At this complex, the process of replication is completed and all other proteins and enzymes leave this site.

The image represents how both replication fork moves in a circular chromosome.

Only DNA topoisomerase II remains in action, it cuts both strands, dissociates Ter-TUS complex and two different circular DNA is generated.

Attend class: Extrachromosomal inheritance 

Evidence of replication

 J Cairns first observed replication in E.coli bacteria by autoradiography.

He grew E.coli cells in a medium containing 3H-thymidine and collects the chromosome by lysing the cell at a various time interval. He transferred the chromosome on the filter membrane without breaking the chromosome.

The photographic film was developed and the result was obtained as mentioned:

The E.coli chromosome is circular in nature.

During the new strand synthesis, it exists a θ shaped structure which indicates that replication is initiated from two points in a circular chromosome.

He named the start point as the origin of replication.
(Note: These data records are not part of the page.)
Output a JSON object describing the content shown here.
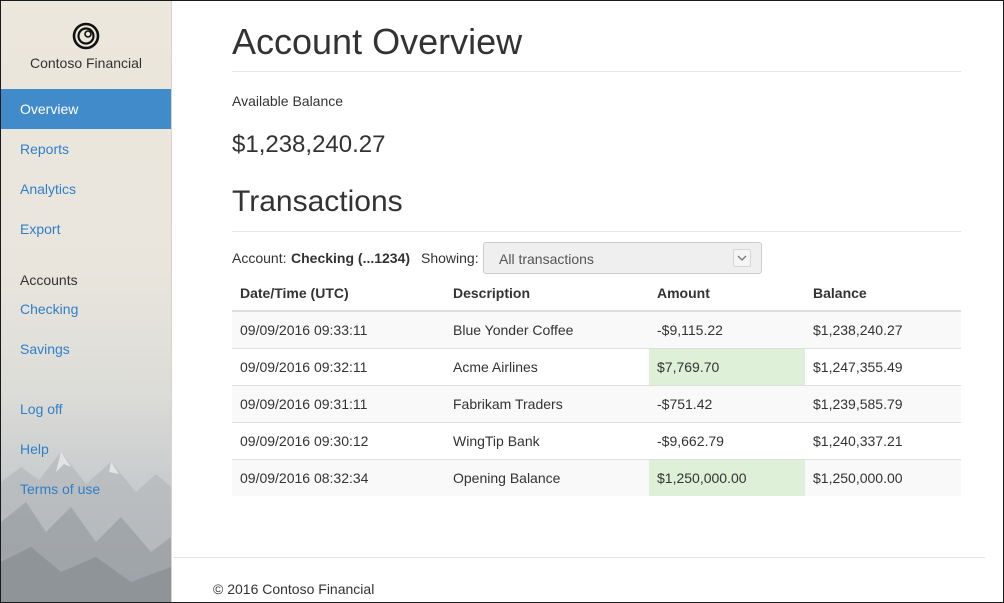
{
  "brand": {
    "name": "Contoso Financial",
    "logo_icon": "ring-logo-icon"
  },
  "sidebar": {
    "items": [
      {
        "label": "Overview",
        "active": true
      },
      {
        "label": "Reports"
      },
      {
        "label": "Analytics"
      },
      {
        "label": "Export"
      }
    ],
    "accounts_heading": "Accounts",
    "accounts": [
      {
        "label": "Checking"
      },
      {
        "label": "Savings"
      }
    ],
    "footer_links": [
      {
        "label": "Log off"
      },
      {
        "label": "Help"
      },
      {
        "label": "Terms of use"
      }
    ]
  },
  "main": {
    "title": "Account Overview",
    "balance_label": "Available Balance",
    "balance_value": "$1,238,240.27",
    "transactions_title": "Transactions",
    "filter": {
      "account_label": "Account:",
      "account_value": "Checking (...1234)",
      "showing_label": "Showing:",
      "select_value": "All transactions"
    },
    "table": {
      "headers": [
        "Date/Time (UTC)",
        "Description",
        "Amount",
        "Balance"
      ],
      "rows": [
        {
          "datetime": "09/09/2016 09:33:11",
          "description": "Blue Yonder Coffee",
          "amount": "-$9,115.22",
          "balance": "$1,238,240.27",
          "credit": false
        },
        {
          "datetime": "09/09/2016 09:32:11",
          "description": "Acme Airlines",
          "amount": "$7,769.70",
          "balance": "$1,247,355.49",
          "credit": true
        },
        {
          "datetime": "09/09/2016 09:31:11",
          "description": "Fabrikam Traders",
          "amount": "-$751.42",
          "balance": "$1,239,585.79",
          "credit": false
        },
        {
          "datetime": "09/09/2016 09:30:12",
          "description": "WingTip Bank",
          "amount": "-$9,662.79",
          "balance": "$1,240,337.21",
          "credit": false
        },
        {
          "datetime": "09/09/2016 08:32:34",
          "description": "Opening Balance",
          "amount": "$1,250,000.00",
          "balance": "$1,250,000.00",
          "credit": true
        }
      ]
    }
  },
  "footer": {
    "text": "© 2016 Contoso Financial"
  },
  "colors": {
    "accent": "#428bca",
    "link": "#2f7fc9",
    "credit_bg": "#dff0d8",
    "text": "#333333"
  }
}
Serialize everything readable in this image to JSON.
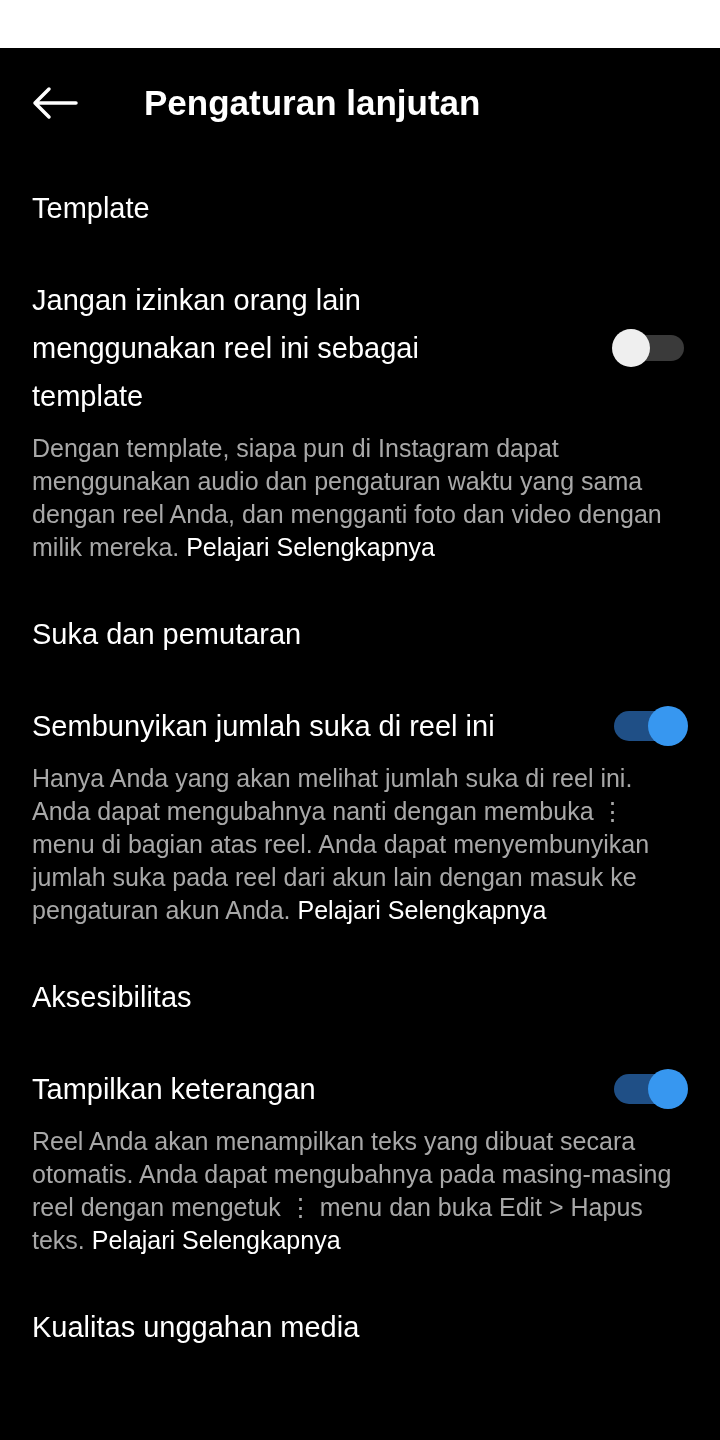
{
  "header": {
    "title": "Pengaturan lanjutan"
  },
  "sections": [
    {
      "heading": "Template",
      "settings": [
        {
          "label": "Jangan izinkan orang lain menggunakan reel ini sebagai template",
          "on": false,
          "description": "Dengan template, siapa pun di Instagram dapat menggunakan audio dan pengaturan waktu yang sama dengan reel Anda, dan mengganti foto dan video dengan milik mereka.",
          "link": "Pelajari Selengkapnya"
        }
      ]
    },
    {
      "heading": "Suka dan pemutaran",
      "settings": [
        {
          "label": "Sembunyikan jumlah suka di reel ini",
          "on": true,
          "description": "Hanya Anda yang akan melihat jumlah suka di reel ini. Anda dapat mengubahnya nanti dengan membuka ⋮ menu di bagian atas reel. Anda dapat menyembunyikan jumlah suka pada reel dari akun lain dengan masuk ke pengaturan akun Anda.",
          "link": "Pelajari Selengkapnya"
        }
      ]
    },
    {
      "heading": "Aksesibilitas",
      "settings": [
        {
          "label": "Tampilkan keterangan",
          "on": true,
          "description": "Reel Anda akan menampilkan teks yang dibuat secara otomatis. Anda dapat mengubahnya pada masing-masing reel dengan mengetuk ⋮ menu dan buka Edit > Hapus teks.",
          "link": "Pelajari Selengkapnya"
        }
      ]
    },
    {
      "heading": "Kualitas unggahan media"
    }
  ]
}
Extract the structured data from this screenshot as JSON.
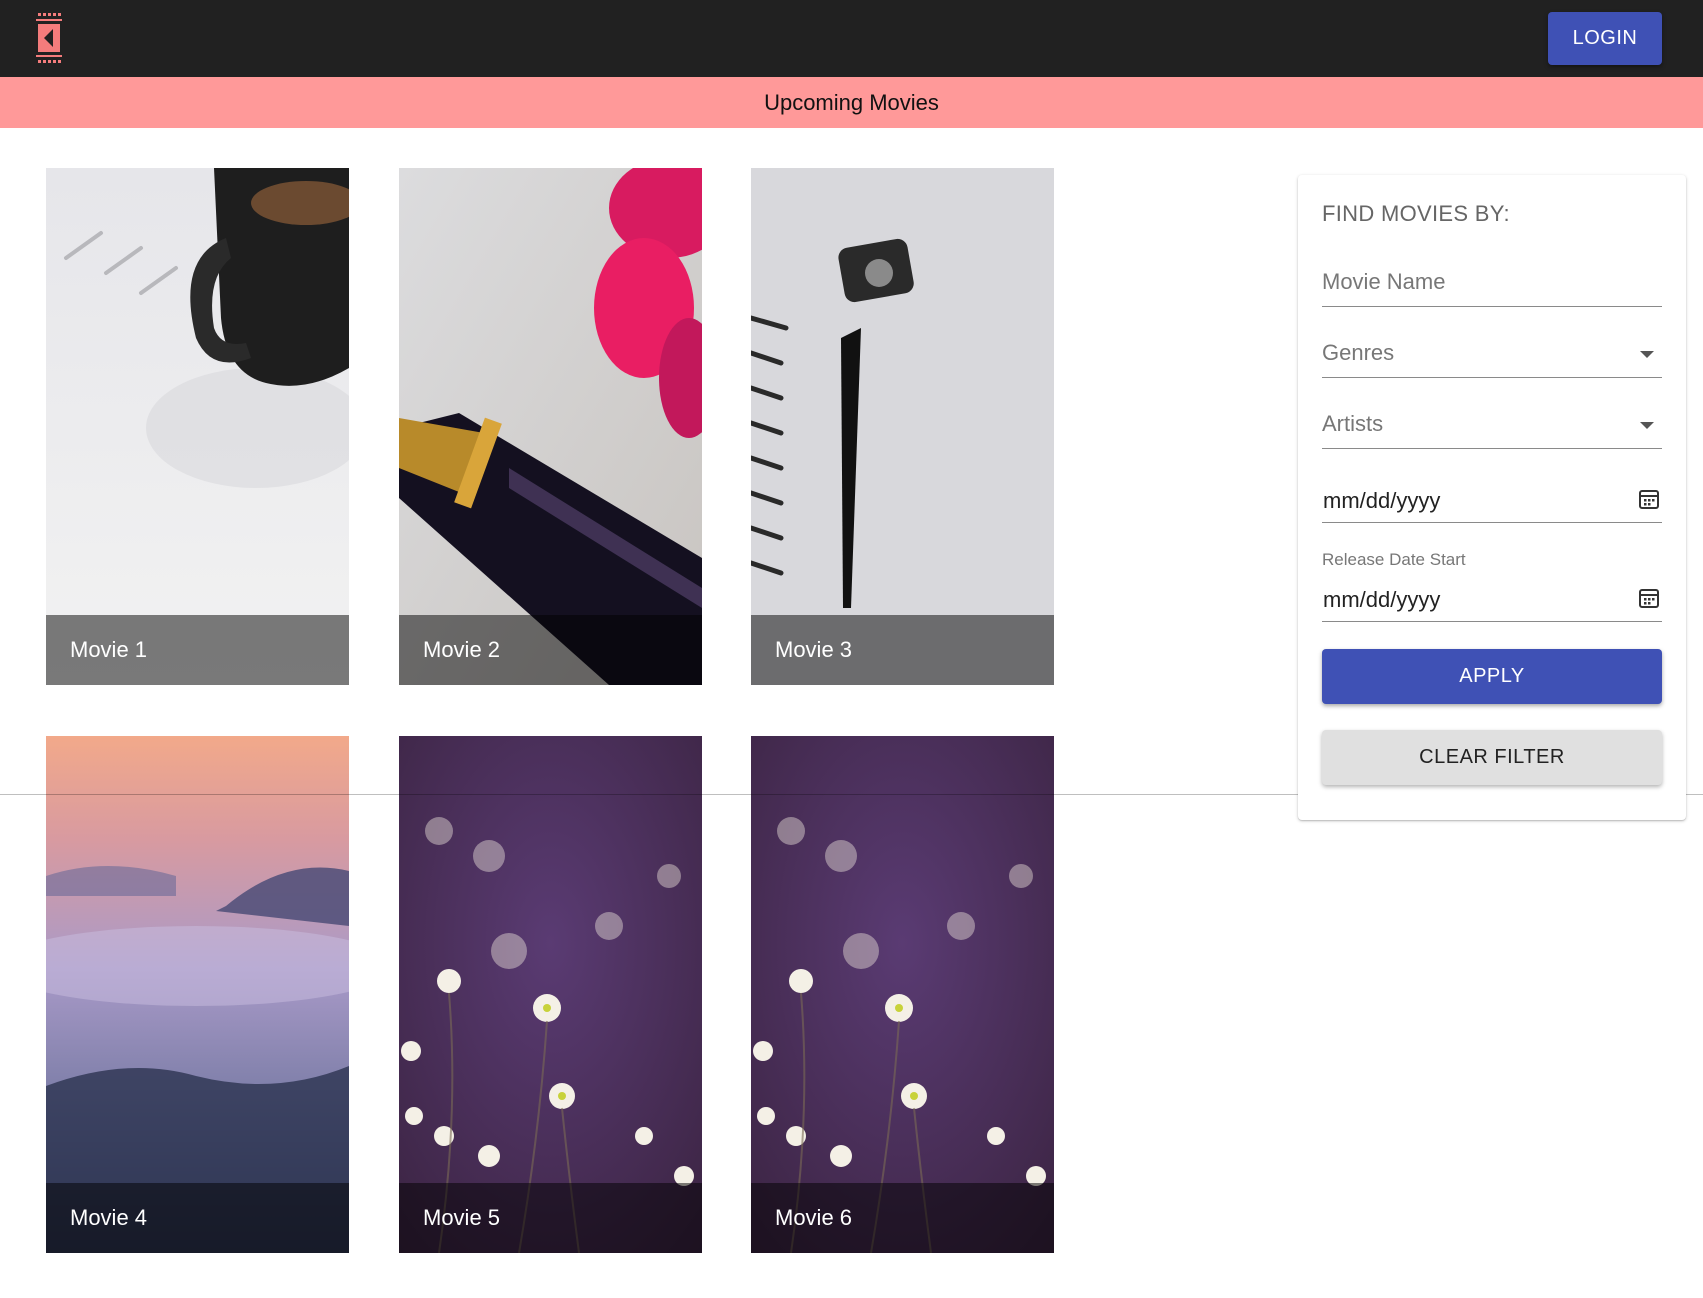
{
  "header": {
    "logo_icon": "film-strip-logo-icon",
    "login_label": "LOGIN",
    "accent_color": "#3f51b5"
  },
  "banner": {
    "title": "Upcoming Movies",
    "background_color": "#ff9999"
  },
  "movies": [
    {
      "title": "Movie 1"
    },
    {
      "title": "Movie 2"
    },
    {
      "title": "Movie 3"
    },
    {
      "title": "Movie 4"
    },
    {
      "title": "Movie 5"
    },
    {
      "title": "Movie 6"
    }
  ],
  "filter": {
    "heading": "FIND MOVIES BY:",
    "movie_name_placeholder": "Movie Name",
    "genres_placeholder": "Genres",
    "artists_placeholder": "Artists",
    "date_end_value": "mm/dd/yyyy",
    "release_date_start_label": "Release Date Start",
    "date_start_value": "mm/dd/yyyy",
    "apply_label": "APPLY",
    "clear_label": "CLEAR FILTER"
  }
}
The process of prokaryotic replication is semiconservative.

The two Y shaped structure is actually a replication fork which runs towards each other.

However, he postulated some of the processes incorrectly,  as he indicated that the process in unidirectional (but actually it was bidirectional).

He was unable to postulate whether the origin of replication is unique ( know sequences from where replication is initiated every time) or occurs randomly.

DNA replication is an essential process in all living organisms for the inheritance of characters.